Mahkeme bu talebinizi de kabul ederse, elinizde karşı tarafın ödeme yapmasını zorunlu kılan, yasal olarak icraya konu edebileceğiniz güçlü bir karar olur. Bu, en temiz ve en sorunsuz yöntemdir.

Mahkeme Kararı Alınamadıysa veya Talep Edilmediyse Ne Yapmalı?

Diyelim ki bu talepte bulunmayı unuttunuz veya mahkeme bu yönde bir karar vermedi. Bu durumda ne yapmalısınız?

Kesinlikle “Eşim ödemek zorunda” diye düşünüp ödemeleri aksatmayın. Bu sizi daha zor bir duruma sokar. İzlemeniz gereken adımlar şunlardır:

  1. Ödemeleri Siz Yapın: Evin devamlılığı ve yasal bir sorun yaşamamak için kira, aidat gibi zorunlu giderleri siz ödeyin.
  2. Tüm Ödemeleri Kayıt Altına Alın: Bu en kritik adımdır. Tüm ödemelerinizi mutlaka banka kanalıyla yapın ve açıklama kısmına “2025 Yılı Eylül Ayı Kira Bedeli”, “Eylül 2025 Site Aidatı” gibi net ifadeler yazın. Dekontları ve faturaları mutlaka saklayın.
  3. Nafaka Davasında Delil Olarak Kullanın: Yaptığınız bu ödemeler, sizin aylık yaşam giderlerinizin ne kadar olduğunu gösteren en somut delillerdir. Dava içinde tedbir nafakası miktarının belirlenmesi aşamasında, bu dekontları mahkemeye sunarak şöyle bir talepte bulunabilirsiniz:“Sayın Hakim, mahkemenin tarafıma özgülediği konutta yaşamaya devam etmekteyim. Ancak evin aylık X TL kira ve Y TL aidat gibi zorunlu masrafları bulunmaktadır. Bu masrafları kendi imkanlarımla karşıladığıma dair dekontlar ektedir. Yaşam standardımın korunması ve barınma giderlerimin karşılanması için tarafıma bağlanacak nafaka miktarının bu giderler de göz önünde bulundurularak daha yüksek bir meblağdan belirlenmesini talep ediyorum.”

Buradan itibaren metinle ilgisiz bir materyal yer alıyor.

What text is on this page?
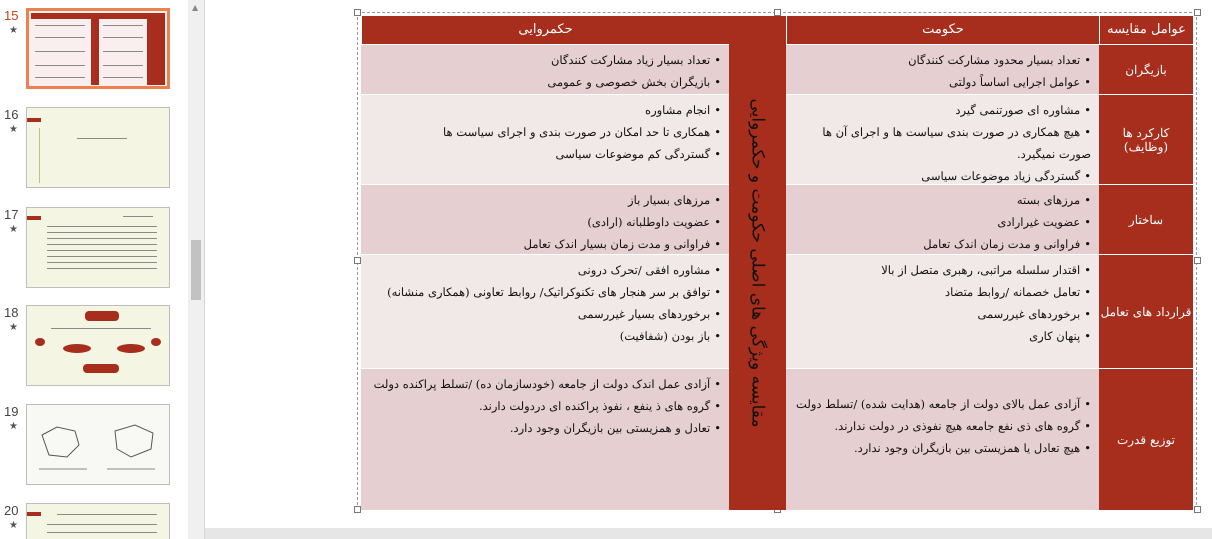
15
★
16
★
17
★
18
★
19
★
20
★
▲
عوامل مقایسه
حکومت
حکمروایی
مقایسه ویژگی های اصلی حکومت و حکمروایی
بازیگران
• تعداد بسیار محدود مشارکت کنندگان
• عوامل اجرایی اساساً دولتی
• تعداد بسیار زیاد مشارکت کنندگان
• بازیگران بخش خصوصی و عمومی
کارکرد ها (وظایف)
• مشاوره ای صورتنمی گیرد
• هیچ همکاری در صورت بندی سیاست ها و اجرای آن ها صورت نمیگیرد.
• گستردگی زیاد موضوعات سیاسی
• انجام مشاوره
• همکاری تا حد امکان در صورت بندی و اجرای سیاست ها
• گستردگی کم موضوعات سیاسی
ساختار
• مرزهای بسته
• عضویت غیرارادی
• فراوانی و مدت زمان اندک تعامل
• مرزهای بسیار باز
• عضویت داوطلبانه (ارادی)
• فراوانی و مدت زمان بسیار اندک تعامل
قرارداد های تعامل
• اقتدار سلسله مراتبی، رهبری متصل از بالا
• تعامل خصمانه /روابط متضاد
• برخوردهای غیررسمی
• پنهان کاری
• مشاوره افقی /تحرک درونی
• توافق بر سر هنجار های تکنوکراتیک/ روابط تعاونی (همکاری منشانه)
• برخوردهای بسیار غیررسمی
• باز بودن (شفافیت)
توزیع قدرت
• آزادی عمل بالای دولت از جامعه (هدایت شده) /تسلط دولت
• گروه های ذی نفع جامعه هیچ نفوذی در دولت ندارند.
• هیچ تعادل یا همزیستی بین بازیگران وجود ندارد.
• آزادی عمل اندک دولت از جامعه (خودسازمان ده) /تسلط پراکنده دولت
• گروه های ذ ینفع ، نفوذ پراکنده ای دردولت دارند.
• تعادل و همزیستی بین بازیگران وجود دارد.
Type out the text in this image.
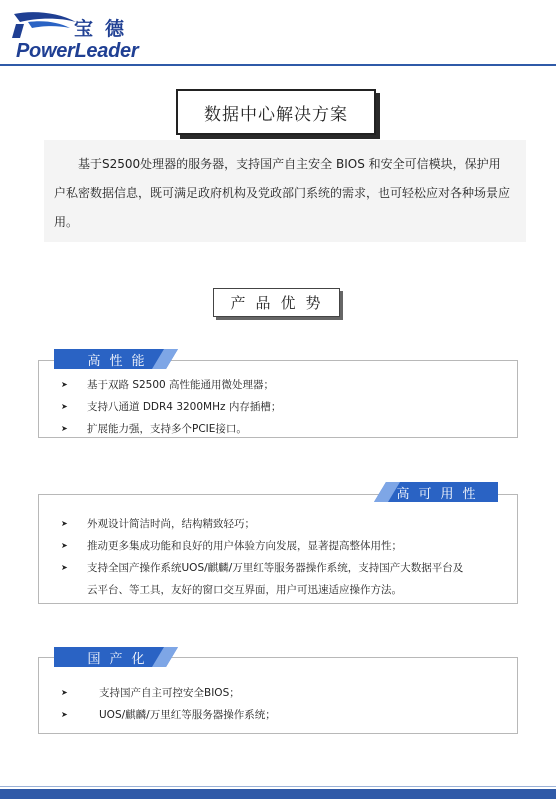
宝德
PowerLeader
数据中心解决方案

基于S2500处理器的服务器，支持国产自主安全 BIOS 和安全可信模块，保护用户私密数据信息，既可满足政府机构及党政部门系统的需求，也可轻松应对各种场景应用。

产品优势
➤ 基于双路 S2500 高性能通用微处理器；
➤ 支持八通道 DDR4 3200MHz 内存插槽；
➤ 扩展能力强，支持多个PCIE接口。
高性能
➤ 外观设计简洁时尚，结构精致轻巧；
➤ 推动更多集成功能和良好的用户体验方向发展，显著提高整体用性；
➤ 支持全国产操作系统UOS/麒麟/万里红等服务器操作系统，支持国产大数据平台及
云平台、等工具，友好的窗口交互界面，用户可迅速适应操作方法。
高可用性
➤	支持国产自主可控安全BIOS；
➤	UOS/麒麟/万里红等服务器操作系统；
国产化
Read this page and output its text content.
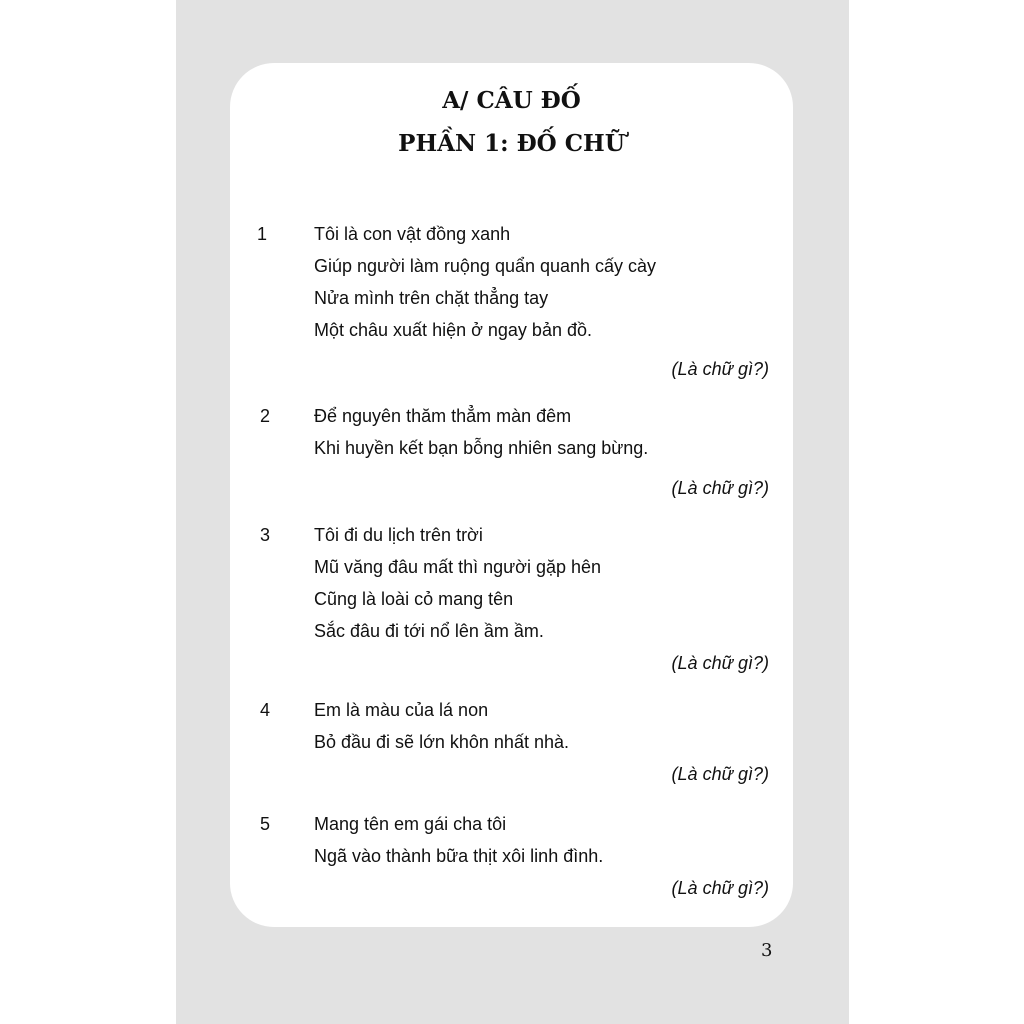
A/ CÂU ĐỐ
PHẦN 1: ĐỐ CHỮ
1	Tôi là con vật đồng xanh
Giúp người làm ruộng quẩn quanh cấy cày
Nửa mình trên chặt thẳng tay
Một châu xuất hiện ở ngay bản đồ.
(Là chữ gì?)
2	Để nguyên thăm thẳm màn đêm
Khi huyền kết bạn bỗng nhiên sang bừng.
(Là chữ gì?)
3	Tôi đi du lịch trên trời
Mũ văng đâu mất thì người gặp hên
Cũng là loài cỏ mang tên
Sắc đâu đi tới nổ lên ầm ầm.
(Là chữ gì?)
4	Em là màu của lá non
Bỏ đầu đi sẽ lớn khôn nhất nhà.
(Là chữ gì?)
5	Mang tên em gái cha tôi
Ngã vào thành bữa thịt xôi linh đình.
(Là chữ gì?)
3
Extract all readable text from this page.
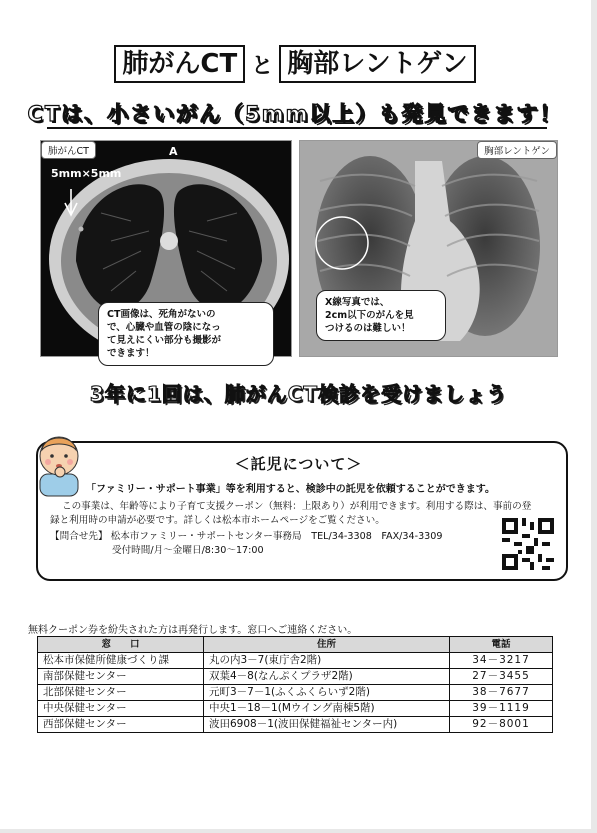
肺がんCT と 胸部レントゲン
CTは、小さいがん（5mm以上）も発見できます！
肺がんCT	A
5mm×5mm
CT画像は、死角がないの
で、心臓や血管の陰になっ
て見えにくい部分も撮影が
できます！
胸部レントゲン
X線写真では、
2cm以下のがんを見
つけるのは難しい！
3年に1回は、肺がんCT検診を受けましょう
＜託児について＞
「ファミリー・サポート事業」等を利用すると、検診中の託児を依頼することができます。
この事業は、年齢等により子育て支援クーポン（無料：上限あり）が利用できます。利用する際は、事前の登
録と利用時の申請が必要です。詳しくは松本市ホームページをご覧ください。
【問合せ先】 松本市ファミリー・サポートセンター事務局　TEL/34-3308　FAX/34-3309
受付時間/月～金曜日/8:30～17:00
無料クーポン券を紛失された方は再発行します。窓口へご連絡ください。
窓　　口	住所	電話
松本市保健所健康づくり課	丸の内3－7(東庁舎2階)	34－3217
南部保健センター	双葉4－8(なんぷくプラザ2階)	27－3455
北部保健センター	元町3－7－1(ふくふくらいず2階)	38－7677
中央保健センター	中央1－18－1(Mウイング南棟5階)	39－1119
西部保健センター	波田6908－1(波田保健福祉センター内)	92－8001
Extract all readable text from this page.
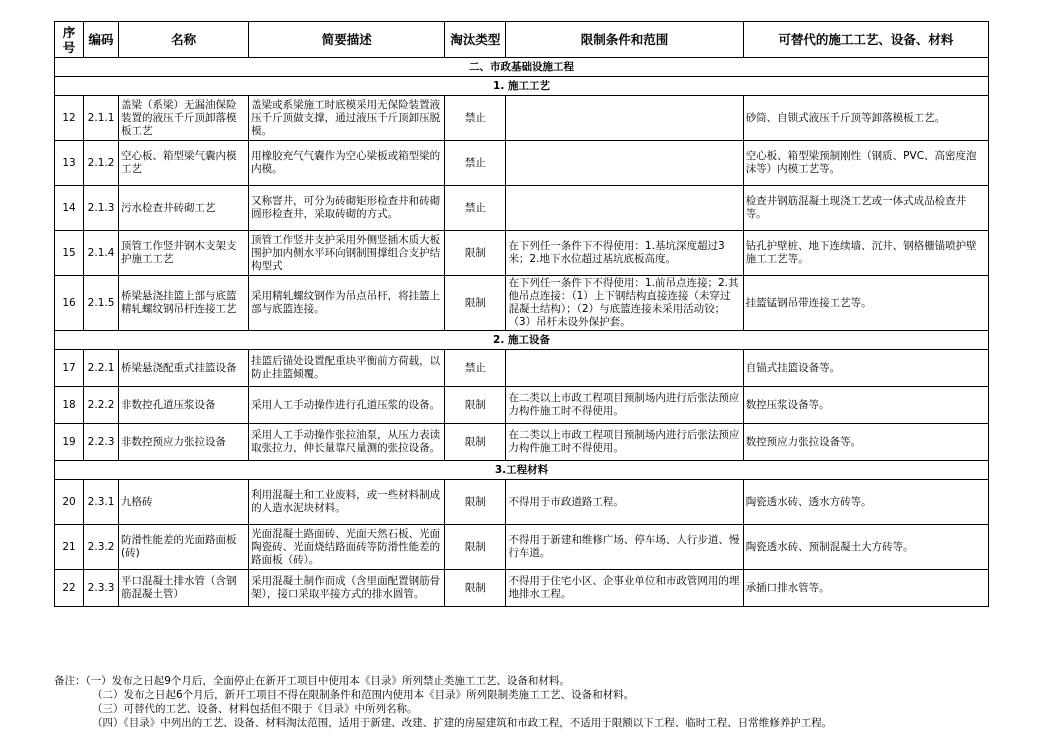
序号	编码	名称	简要描述	淘汰类型	限制条件和范围	可替代的施工工艺、设备、材料
二、市政基础设施工程						
1. 施工工艺						
12	2.1.1	盖梁（系梁）无漏油保险装置的液压千斤顶卸落模板工艺	盖梁或系梁施工时底模采用无保险装置液压千斤顶做支撑，通过液压千斤顶卸压脱模。	禁止		砂筒、自锁式液压千斤顶等卸落模板工艺。
13	2.1.2	空心板、箱型梁气囊内模工艺	用橡胶充气气囊作为空心梁板或箱型梁的内模。	禁止		空心板、箱型梁预制刚性（钢质、PVC、高密度泡沫等）内模工艺等。
14	2.1.3	污水检查井砖砌工艺	又称窨井，可分为砖砌矩形检查井和砖砌圆形检查井，采取砖砌的方式。	禁止		检查井钢筋混凝土现浇工艺或一体式成品检查井等。
15	2.1.4	顶管工作竖井钢木支架支护施工工艺	顶管工作竖井支护采用外侧竖插木质大板围护加内侧水平环向钢制围撑组合支护结构型式	限制	在下列任一条件下不得使用：1.基坑深度超过3米；2.地下水位超过基坑底板高度。	钻孔护壁桩、地下连续墙、沉井、钢格栅锚喷护壁施工工艺等。
16	2.1.5	桥梁悬浇挂篮上部与底篮精轧螺纹钢吊杆连接工艺	采用精轧螺纹钢作为吊点吊杆，将挂篮上部与底篮连接。	限制	在下列任一条件下不得使用：1.前吊点连接；2.其他吊点连接：（1）上下钢结构直接连接（未穿过混凝土结构）；（2）与底篮连接未采用活动铰；（3）吊杆未设外保护套。	挂篮锰钢吊带连接工艺等。
2. 施工设备						
17	2.2.1	桥梁悬浇配重式挂篮设备	挂篮后锚处设置配重块平衡前方荷载，以防止挂篮倾覆。	禁止		自锚式挂篮设备等。
18	2.2.2	非数控孔道压浆设备	采用人工手动操作进行孔道压浆的设备。	限制	在二类以上市政工程项目预制场内进行后张法预应力构件施工时不得使用。	数控压浆设备等。
19	2.2.3	非数控预应力张拉设备	采用人工手动操作张拉油泵，从压力表读取张拉力，伸长量靠尺量测的张拉设备。	限制	在二类以上市政工程项目预制场内进行后张法预应力构件施工时不得使用。	数控预应力张拉设备等。
3.工程材料						
20	2.3.1	九格砖	利用混凝土和工业废料，或一些材料制成的人造水泥块材料。	限制	不得用于市政道路工程。	陶瓷透水砖、透水方砖等。
21	2.3.2	防滑性能差的光面路面板(砖)	光面混凝土路面砖、光面天然石板、光面陶瓷砖、光面烧结路面砖等防滑性能差的路面板（砖）。	限制	不得用于新建和维修广场、停车场、人行步道、慢行车道。	陶瓷透水砖、预制混凝土大方砖等。
22	2.3.3	平口混凝土排水管（含钢筋混凝土管）	采用混凝土制作而成（含里面配置钢筋骨架），接口采取平接方式的排水圆管。	限制	不得用于住宅小区、企事业单位和市政管网用的埋地排水工程。	承插口排水管等。
备注：（一）发布之日起9个月后，全面停止在新开工项目中使用本《目录》所列禁止类施工工艺、设备和材料。
（二）发布之日起6个月后，新开工项目不得在限制条件和范围内使用本《目录》所列限制类施工工艺、设备和材料。
（三）可替代的工艺、设备、材料包括但不限于《目录》中所列名称。
（四）《目录》中列出的工艺、设备、材料淘汰范围，适用于新建、改建、扩建的房屋建筑和市政工程，不适用于限额以下工程、临时工程、日常维修养护工程。
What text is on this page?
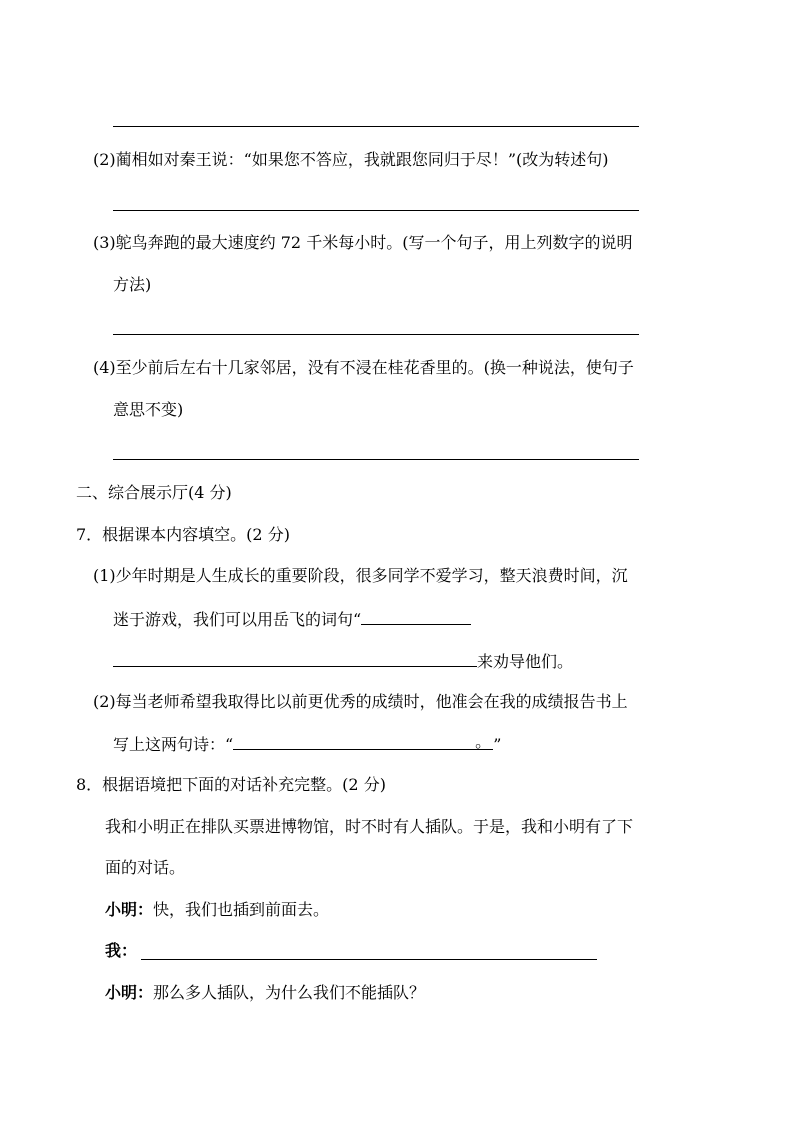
(2)蔺相如对秦王说：“如果您不答应，我就跟您同归于尽！”(改为转述句)
(3)鸵鸟奔跑的最大速度约 72 千米每小时。(写一个句子，用上列数字的说明
方法)
(4)至少前后左右十几家邻居，没有不浸在桂花香里的。(换一种说法，使句子
意思不变)
二、综合展示厅(4 分)
7．根据课本内容填空。(2 分)
(1)少年时期是人生成长的重要阶段，很多同学不爱学习，整天浪费时间，沉
迷于游戏，我们可以用岳飞的词句“
来劝导他们。
(2)每当老师希望我取得比以前更优秀的成绩时，他准会在我的成绩报告书上
写上这两句诗：“	。 ”
8．根据语境把下面的对话补充完整。(2 分)
我和小明正在排队买票进博物馆，时不时有人插队。于是，我和小明有了下
面的对话。
小明：快，我们也插到前面去。
我：
小明：那么多人插队，为什么我们不能插队？
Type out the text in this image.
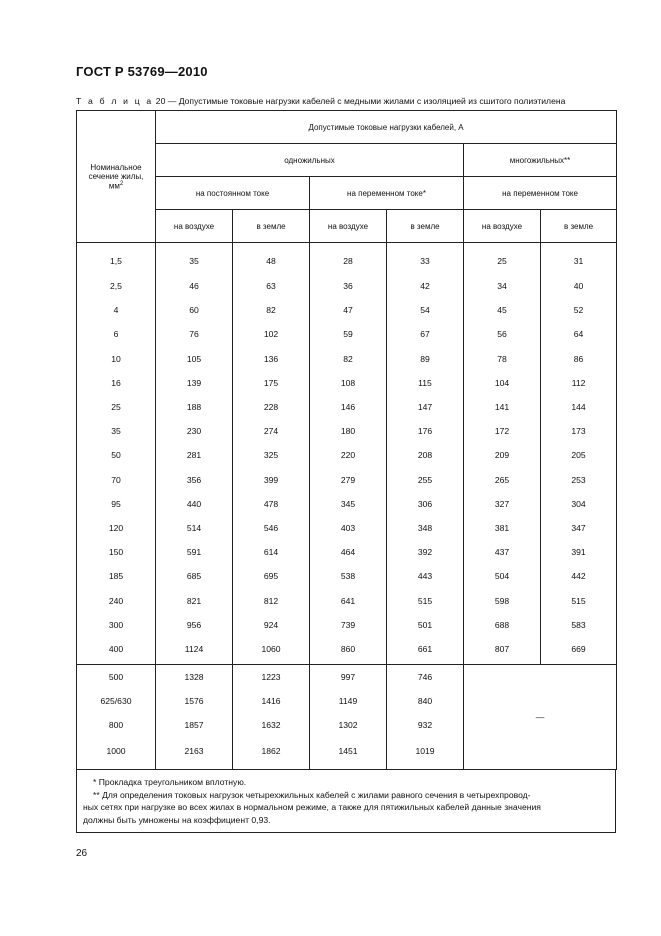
ГОСТ Р 53769—2010
Т а б л и ц а 20 — Допустимые токовые нагрузки кабелей с медными жилами с изоляцией из сшитого полиэтилена
Номинальное
сечение жилы,
$мм^2$	Допустимые токовые нагрузки кабелей, А					
	одножильных				многожильных**	
	на постоянном токе		на переменном токе*		на переменном токе	
	на воздухе	в земле	на воздухе	в земле	на воздухе	в земле
1,5	35	48	28	33	25	31
2,5	46	63	36	42	34	40
4	60	82	47	54	45	52
6	76	102	59	67	56	64
10	105	136	82	89	78	86
16	139	175	108	115	104	112
25	188	228	146	147	141	144
35	230	274	180	176	172	173
50	281	325	220	208	209	205
70	356	399	279	255	265	253
95	440	478	345	306	327	304
120	514	546	403	348	381	347
150	591	614	464	392	437	391
185	685	695	538	443	504	442
240	821	812	641	515	598	515
300	956	924	739	501	688	583
400	1124	1060	860	661	807	669
500	1328	1223	997	746	—	
625/630	1576	1416	1149	840		
800	1857	1632	1302	932		
1000	2163	1862	1451	1019		
* Прокладка треугольником вплотную.
** Для определения токовых нагрузок четырехжильных кабелей с жилами равного сечения в четырехпровод-
ных сетях при нагрузке во всех жилах в нормальном режиме, а также для пятижильных кабелей данные значения
должны быть умножены на коэффициент 0,93.
26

Bu strateji, başlangıçta talep etmeyi unuttuğunuz bir hakkı, nafaka yoluyla telafi etmenizi sağlar.

Özetle: Konutta oturma hakkı ile giderlerini ödeme yükümlülüğü ayrı şeylerdir. En iyisi, en başta mahkemeden giderler için de bir karar istemektir. Bu yapılamadıysa, tüm ödemeleri belgeleyip nafaka miktarını belirlerken mahkemeye sunmak, hak kaybı yaşamanızı önleyecektir.